Nanaimo, Vancouver Island

8th April 2024

Known as the “Harbour City” for its incredible downtown harbour district, Nanaimo is the second largest city on Vancouver Island and a popular cruising destination. It was first known as Snuneymuxw – meaning “great and mighty people” in the language of the Salish natives – and the first settlers who arrived in the mid-1800s translated the name into English as Nanaimo (pronounced na-nai-mo). In 1853 the Hudson Bay Company (HBC) built a fort to protect the town. As the city grew, the fort’s Bastion (Blockhouse) functioned as the city hub and like spokes of a wheel, roads branched out.

Nanaimo Boat Basin with The Port Theatre in the background and Port Office on the right

Today, the Bastion is the last of the original free-standing HBC bastions and is operated as an exhibit and is open for tour daily during the summer. Each day at about 11:30 a.m., a bagpiper dressed in a kilt begins playing outside the Bastion, located just above the Port Authority Marina. His piping attracts an appreciative crowd, and many remain to observe the process of swabbing, priming, and loading the antique cannon. At noon sharp, the piping stops, and the cannon is fired. With the touch of the torch, a cloud of smoke burst forth, as the great gun leaps in its shackles.

Not stuck in the past, Nanaimo’s progressive characteristics – from bridge-fishing in the downtown core, to floatplanes sharing waters with orcas along the waterfront – gives it a distinct identity and unique personality. Local creativity is displayed throughout Nanaimo’s galleries and farmer’s markets, while visual arts, theatre and music are highlighted in the Art District and culminate during summer festivals.

Naniamo Bastion

Visit Nanaimo during July and participate in the annual Maritime Festival and Bathtub Race. Since 1967, Nanaimo has been hosting the annual Nanaimo Marine Festival and World Championship Bathtub Race with a whole weekend of activities skippers piloting boats made from bathtubs attempt to navigate a 36-mile course. Other highlights of the festival include concerts, a street fair, parade, fireworks and more.

The Port of Nanaimo oversees two moorage facilities: Inner Boat Basin and W.E Mill Landing & Marina. Boaters are requested to hail the Port Authority on the VHF, Ch 67, for a slip assignment prior to entering the marinas. Reservations are suggested for both facilities.
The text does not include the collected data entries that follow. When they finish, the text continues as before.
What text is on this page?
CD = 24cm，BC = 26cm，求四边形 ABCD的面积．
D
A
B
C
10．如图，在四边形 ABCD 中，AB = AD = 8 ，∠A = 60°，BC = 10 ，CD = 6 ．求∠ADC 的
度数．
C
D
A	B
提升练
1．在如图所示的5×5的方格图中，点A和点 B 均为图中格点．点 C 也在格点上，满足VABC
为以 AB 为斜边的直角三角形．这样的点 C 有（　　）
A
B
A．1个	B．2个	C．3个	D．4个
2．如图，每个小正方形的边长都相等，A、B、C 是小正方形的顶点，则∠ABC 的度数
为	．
Many visiting boaters enjoy a fun time in Nanaimo without ever wandering more than a block or two from the boat basin. Several coffee shops, restaurants, ice creamery, and gift stores can be found in and around the Nanaimo Boat Basin. Seasonally fresh seafood is sometimes sold at the Nanaimo Fisherman’s Market dock in the inner basin. Anglers sell live crab, fresh prawns, halibut, and salmon from their boats.

For provisioning there is the Port Place Shopping Centre located immediately south of the Boat Basin. A Thrifty Foods supermarket, liquor store, drugstore, and a variety of shops are all within easy carry-back distance of the boat.

Should you need some boat repair parts or fishing equipment there is The Harbour Chandler. It’s worth a visit just to wonder about the isles.

Nanaimo’s renowned cuisine goes beyond the classic dessert bar that shares the city’s name to include inspired fresh produce and seafood harvested from the surrounding area. Culinary options range from Indian to Thai, Mediterranean to Ukrainian, there’s something to suit any crew member’s palate.

Trollers restaurant in Nanaimo Boat Basin

Trollers, a floating seafood restaurant is in the basin. Another find restaurant in the basin is Penny’s Palapa with their Mexican cuisine. For many boaters, one of the highlights of Nanaimo is a visit to the Dinghy Dock Floating Pub on Protection Island. The Protection Island foot ferry departs from the Boat Basin at 10-minutes after the hour, taking patrons on a short crossing to the pub’s dock. The Pub has family as well as “adults only” seating areas and music on summer evenings.

Another popular eatery is Gina’s Mexican Cafe, fondly known as “The Pink House on the Hill”, a funky Mexican cantina that has been serving delicious food and drinks since 1986. The short uphill walk from the Boat Basin is well worth the effort.

It’s little wonder why boaters on their summer cruise north or south include a day or two in Nanaimo. There is something of interest for both the captain and crew.